VisiCalc represented numbers in BCD to be able to handle decimals precisely. But how did it decide how many decimal places to display?

In some screenshots like https://www.researchgate.net/figure/A-Screen-Shot-of-the-First-Version-of-VisiCalc_fig1_255635232 and https://www.linkedin.com/pulse/history-spreadsheet-software-jayantkumar-joshi it looks like it's just always displaying two decimal places, even for integers.

But in other screenshots like the one down near the end of https://spreadsheet-day.com/blog/2019/02/25/visicalc-demo-by-dan-bricklin/ it looks like it is suppressing all trailing zeros, even when this causes numbers to not line up vertically.

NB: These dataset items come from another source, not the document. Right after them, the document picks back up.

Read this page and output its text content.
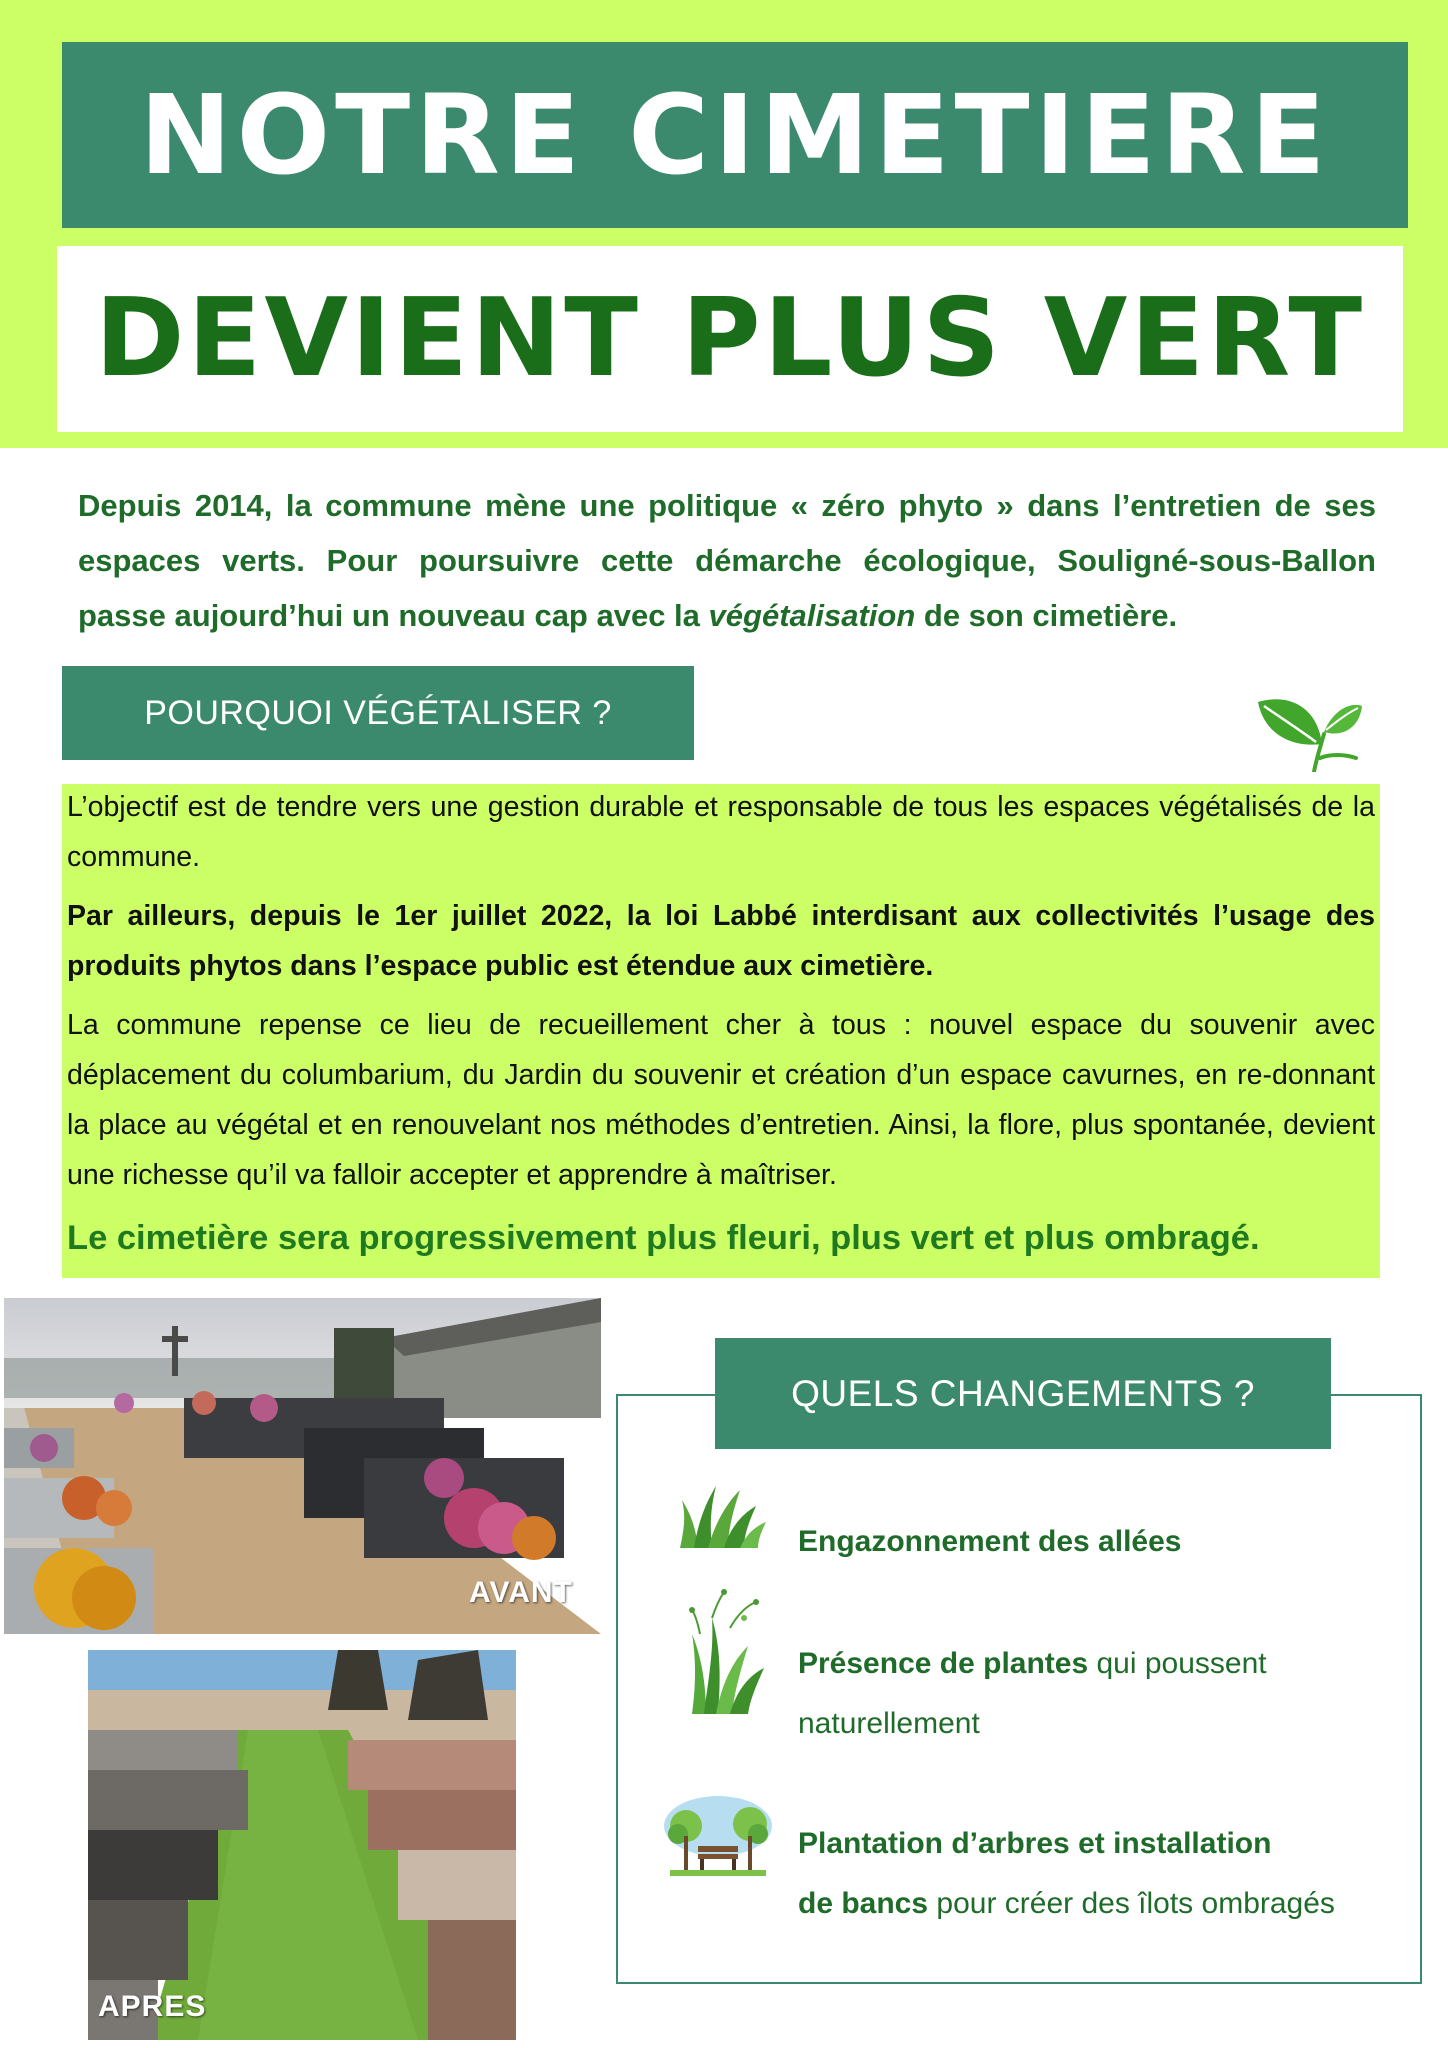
NOTRE CIMETIERE
DEVIENT PLUS VERT

Depuis 2014, la commune mène une politique « zéro phyto » dans l’entretien de ses espaces verts. Pour poursuivre cette démarche écologique, Souligné-sous-Ballon passe aujourd’hui un nouveau cap avec la végétalisation de son cimetière.

POURQUOI VÉGÉTALISER ?

L’objectif est de tendre vers une gestion durable et responsable de tous les espaces végétalisés de la commune.

Par ailleurs, depuis le 1er juillet 2022, la loi Labbé interdisant aux collectivités l’usage des produits phytos dans l’espace public est étendue aux cimetière.

La commune repense ce lieu de recueillement cher à tous : nouvel espace du souvenir avec déplacement du columbarium, du Jardin du souvenir et création d’un espace cavurnes, en re-donnant la place au végétal et en renouvelant nos méthodes d’entretien. Ainsi, la flore, plus spontanée, devient une richesse qu’il va falloir accepter et apprendre à maîtriser.

Le cimetière sera progressivement plus fleuri, plus vert et plus ombragé.

AVANT
APRES
QUELS CHANGEMENTS ?
Engazonnement des allées
Présence de plantes qui poussent
naturellement
Plantation d’arbres et installation
de bancs pour créer des îlots ombragés
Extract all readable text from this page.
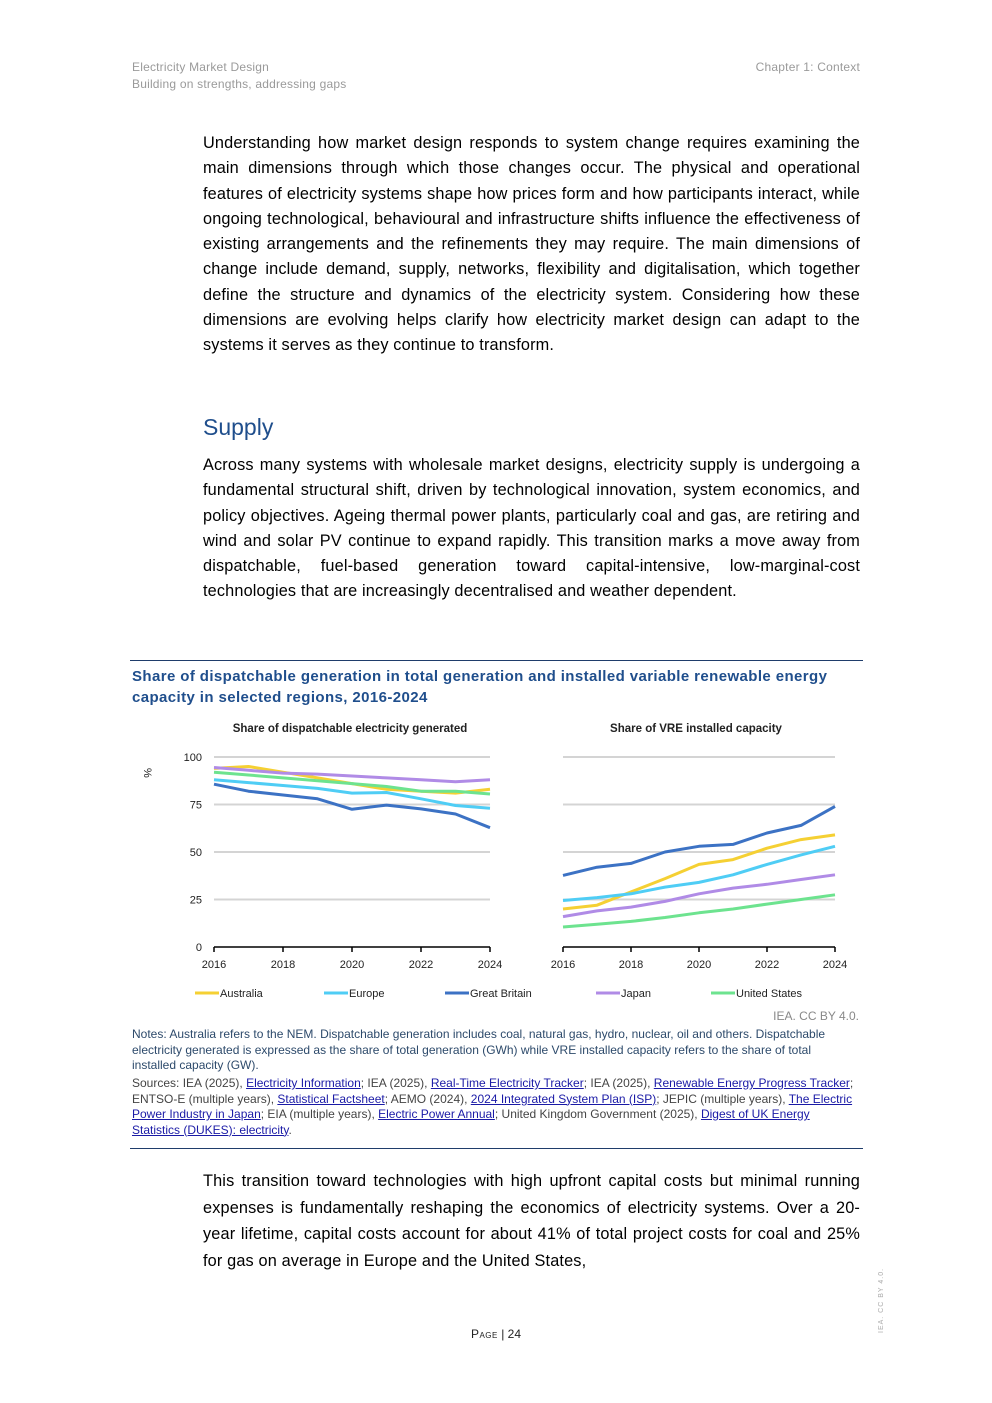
Electricity Market Design
Building on strengths, addressing gaps
Chapter 1: Context

Understanding how market design responds to system change requires examining the main dimensions through which those changes occur. The physical and operational features of electricity systems shape how prices form and how participants interact, while ongoing technological, behavioural and infrastructure shifts influence the effectiveness of existing arrangements and the refinements they may require. The main dimensions of change include demand, supply, networks, flexibility and digitalisation, which together define the structure and dynamics of the electricity system. Considering how these dimensions are evolving helps clarify how electricity market design can adapt to the systems it serves as they continue to transform.

Supply

Across many systems with wholesale market designs, electricity supply is undergoing a fundamental structural shift, driven by technological innovation, system economics, and policy objectives. Ageing thermal power plants, particularly coal and gas, are retiring and wind and solar PV continue to expand rapidly. This transition marks a move away from dispatchable, fuel-based generation toward capital-intensive, low-marginal-cost technologies that are increasingly decentralised and weather dependent.

Share of dispatchable generation in total generation and installed variable renewable energy capacity in selected regions, 2016-2024

Share of dispatchable electricity generated
0
25
50
75
100
%
2016	2018	2020	2022	2024
Share of VRE installed capacity
2016	2018	2020	2022	2024
Australia	Europe	Great Britain	Japan	United States
IEA. CC BY 4.0.

Notes: Australia refers to the NEM. Dispatchable generation includes coal, natural gas, hydro, nuclear, oil and others. Dispatchable electricity generated is expressed as the share of total generation (GWh) while VRE installed capacity refers to the share of total installed capacity (GW).

Sources: IEA (2025), Electricity Information; IEA (2025), Real-Time Electricity Tracker; IEA (2025), Renewable Energy Progress Tracker; ENTSO-E (multiple years), Statistical Factsheet; AEMO (2024), 2024 Integrated System Plan (ISP); JEPIC (multiple years), The Electric Power Industry in Japan; EIA (multiple years), Electric Power Annual; United Kingdom Government (2025), Digest of UK Energy Statistics (DUKES): electricity.

This transition toward technologies with high upfront capital costs but minimal running expenses is fundamentally reshaping the economics of electricity systems. Over a 20-year lifetime, capital costs account for about 41% of total project costs for coal and 25% for gas on average in Europe and the United States,

Page | 24
IEA. CC BY 4.0.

What exactly did it do? Did the behavior change with different versions?


1 Answer 1


VisiCalc doesn’t “decide”, it does what the user asks it to. As far as displaying values, it supports a few different display formats:

  • general (the default), which displays however many significant digits the value contains, within the column limits (which result in rounding to the closest digit, e.g. π is shown as 3.141593 on the default PC display), without adding trailing zeroes after the decimal point;
  • integer, which rounds the value to the closest integer (0.5 up);
  • dollars and cents, which always displays two digits after the decimal point, and is commonly used for monetary values (as shown in the first two screenshots);
  • left- or right-justified (applied to the general format);
  • graph, which displays the truncated value as a “bar” formed using * symbols (so 3 is displayed as ***).

The format can be set for a given cell using /F followed by respectively G, I, $, L, R, or *. It can be reset with /FD, and the default can be configured per-window with /GF followed by the corresponding format key.

As far as I’m aware the behaviour didn’t change with different versions.